Job
in Understanding the Bible Old Testament
Pages
494 pages
Publisher
Hendrickson
Published
6/30/2007
ISBN-13
9781565632196
Reviews
The editors of this series state in the foreword that the approach to be taken is that of “believing criticism,” a critical approach, but from the stance of faith. This is a helpful guide to the approach to be taken in each volume. Gerald Wilson in this volume on Job discusses the critical issues in his introduction. He usefully distinguishes between the final form of composition of the book, which he dates to the postexilic period, suggesting a possible dislocated Diaspora community living not long before 200 B.C.E., and the older components that make up the book.

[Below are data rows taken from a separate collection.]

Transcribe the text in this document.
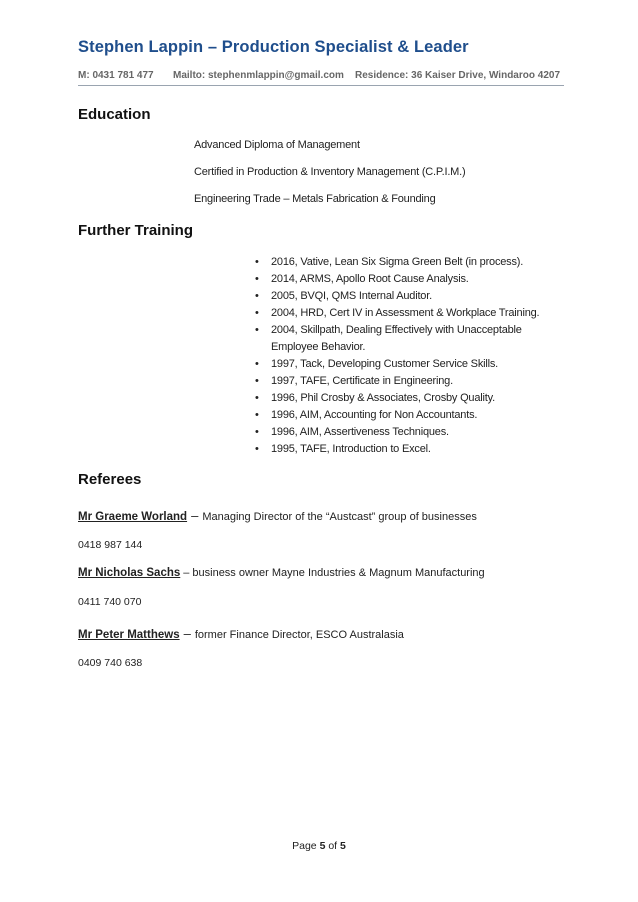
Stephen Lappin – Production Specialist & Leader
M: 0431 781 477 Mailto: stephenmlappin@gmail.com Residence: 36 Kaiser Drive, Windaroo 4207
Education
Advanced Diploma of Management
Certified in Production & Inventory Management (C.P.I.M.)
Engineering Trade – Metals Fabrication & Founding
Further Training
• 2016, Vative, Lean Six Sigma Green Belt (in process).
• 2014, ARMS, Apollo Root Cause Analysis.
• 2005, BVQI, QMS Internal Auditor.
• 2004, HRD, Cert IV in Assessment & Workplace Training.
• 2004, Skillpath, Dealing Effectively with Unacceptable Employee Behavior.
• 1997, Tack, Developing Customer Service Skills.
• 1997, TAFE, Certificate in Engineering.
• 1996, Phil Crosby & Associates, Crosby Quality.
• 1996, AIM, Accounting for Non Accountants.
• 1996, AIM, Assertiveness Techniques.
• 1995, TAFE, Introduction to Excel.
Referees
Mr Graeme Worland – Managing Director of the “Austcast” group of businesses
0418 987 144
Mr Nicholas Sachs – business owner Mayne Industries & Magnum Manufacturing
0411 740 070
Mr Peter Matthews – former Finance Director, ESCO Australasia
0409 740 638
Page 5 of 5
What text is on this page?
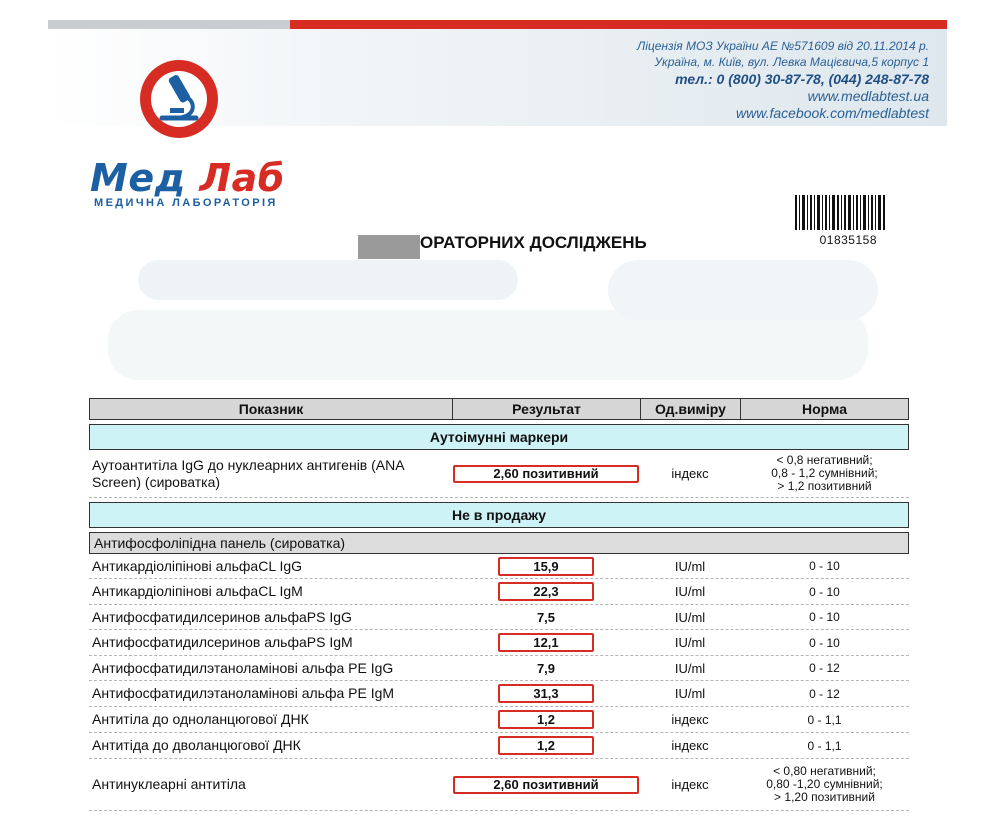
Мед Лаб
МЕДИЧНА ЛАБОРАТОРІЯ
Ліцензія МОЗ України АЕ №571609 від 20.11.2014 р.
Україна, м. Київ, вул. Левка Мацієвича,5 корпус 1
тел.: 0 (800) 30-87-78, (044) 248-87-78
www.medlabtest.ua
www.facebook.com/medlabtest
01835158
ОРАТОРНИХ ДОСЛІДЖЕНЬ
Показник	Результат	Од.виміру	Норма
Аутоімунні маркери
Аутоантитіла IgG до нуклеарних антигенів (ANA Screen) (сироватка)	2,60 позитивний	індекс
< 0,8 негативний;
0,8 - 1,2 сумнівний;
> 1,2 позитивний
Не в продажу
Антифосфоліпідна панель (сироватка)
Антикардіоліпінові альфаCL IgG	15,9	IU/ml	0 - 10
Антикардіоліпінові альфаCL IgM	22,3	IU/ml	0 - 10
Антифосфатидилсеринов альфаPS IgG	7,5	IU/ml	0 - 10
Антифосфатидилсеринов альфаPS IgM	12,1	IU/ml	0 - 10
Антифосфатидилэтаноламінові альфа PE IgG	7,9	IU/ml	0 - 12
Антифосфатидилэтаноламінові альфа PE IgM	31,3	IU/ml	0 - 12
Антитіла до одноланцюгової ДНК	1,2	індекс	0 - 1,1
Антитіда до дволанцюгової ДНК	1,2	індекс	0 - 1,1
Антинуклеарні антитіла	2,60 позитивний	індекс
< 0,80 негативний;
0,80 -1,20 сумнівний;
> 1,20 позитивний
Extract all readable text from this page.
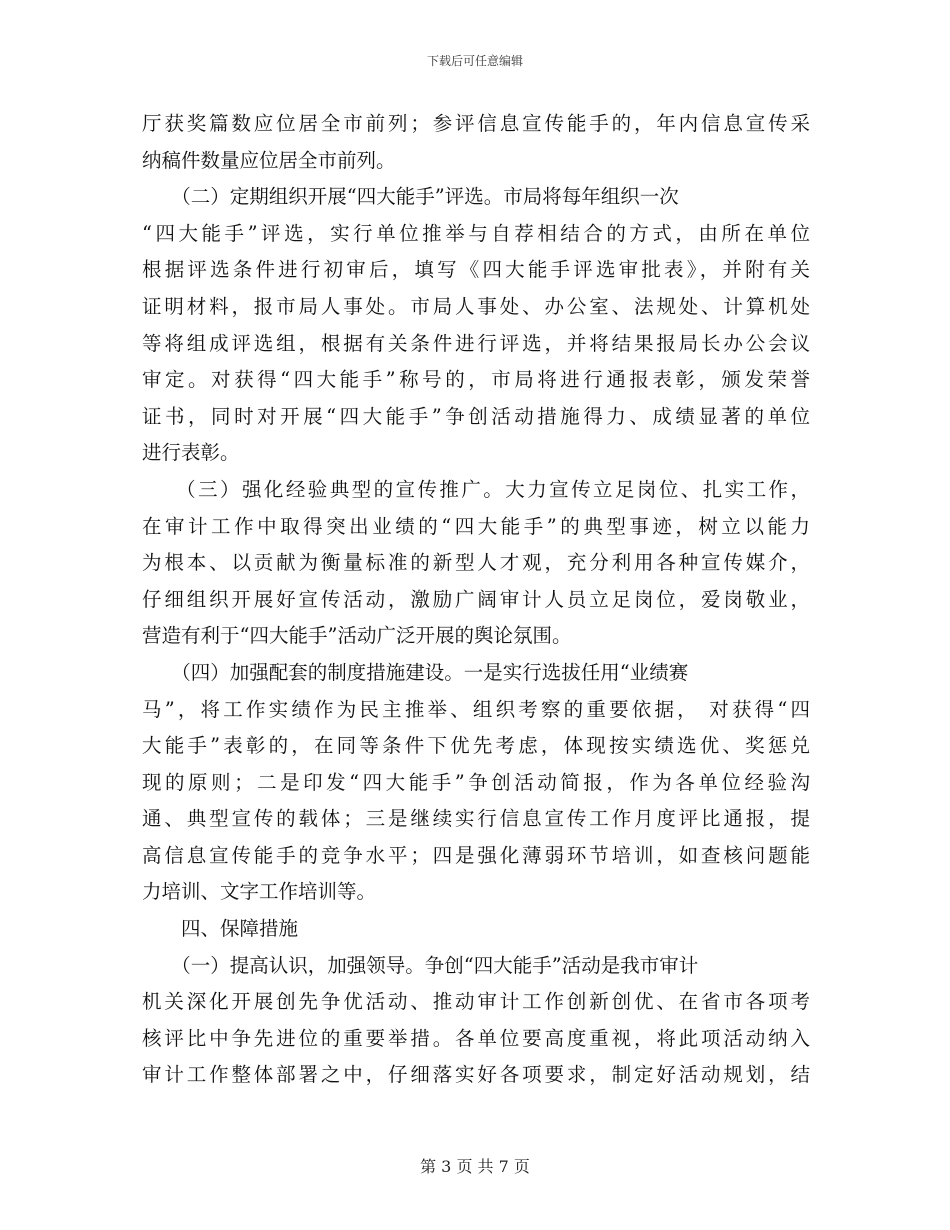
下载后可任意编辑
厅获奖篇数应位居全市前列；参评信息宣传能手的，年内信息宣传采
纳稿件数量应位居全市前列。
　　（二）定期组织开展“四大能手”评选。市局将每年组织一次
“四大能手”评选，实行单位推举与自荐相结合的方式，由所在单位
根据评选条件进行初审后，填写《四大能手评选审批表》，并附有关
证明材料，报市局人事处。市局人事处、办公室、法规处、计算机处
等将组成评选组，根据有关条件进行评选，并将结果报局长办公会议
审定。对获得“四大能手”称号的，市局将进行通报表彰，颁发荣誉
证书，同时对开展“四大能手”争创活动措施得力、成绩显著的单位
进行表彰。
　　（三）强化经验典型的宣传推广。大力宣传立足岗位、扎实工作，
在审计工作中取得突出业绩的“四大能手”的典型事迹，树立以能力
为根本、以贡献为衡量标准的新型人才观，充分利用各种宣传媒介，
仔细组织开展好宣传活动，激励广阔审计人员立足岗位，爱岗敬业，
营造有利于“四大能手”活动广泛开展的舆论氛围。
　　（四）加强配套的制度措施建设。一是实行选拔任用“业绩赛
马”，将工作实绩作为民主推举、组织考察的重要依据， 对获得“四
大能手”表彰的，在同等条件下优先考虑，体现按实绩选优、奖惩兑
现的原则；二是印发“四大能手”争创活动简报，作为各单位经验沟
通、典型宣传的载体；三是继续实行信息宣传工作月度评比通报，提
高信息宣传能手的竞争水平；四是强化薄弱环节培训，如查核问题能
力培训、文字工作培训等。
　　四、保障措施
　　（一）提高认识，加强领导。争创“四大能手”活动是我市审计
机关深化开展创先争优活动、推动审计工作创新创优、在省市各项考
核评比中争先进位的重要举措。各单位要高度重视，将此项活动纳入
审计工作整体部署之中，仔细落实好各项要求，制定好活动规划，结
第 3 页 共 7 页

This is a posited dating considerably later than most suggestions, based largely on the view that Job has a very different understanding of suffering than exilic or early postexilic works and so must postdate them. In opting for this dating, Wilson does not place Job before Ecclesiastes in the chronological development of wisdom literature and opt for a fourth-century B.C.E. dating, as is usual in Job scholarship. Rather, Wilson sees Job and Ecclesiastes as pretty much of a pair, both containing pessimistic and questioning wisdom. In relation to the various older components that make up the book, Wilson airs the possibility of an independent dialogue written earlier and then reworked into the Diaspora context. This leads him to some interesting suggestions concerning the original theological function of the dialogue, as opposed to the one it now gains in its final form.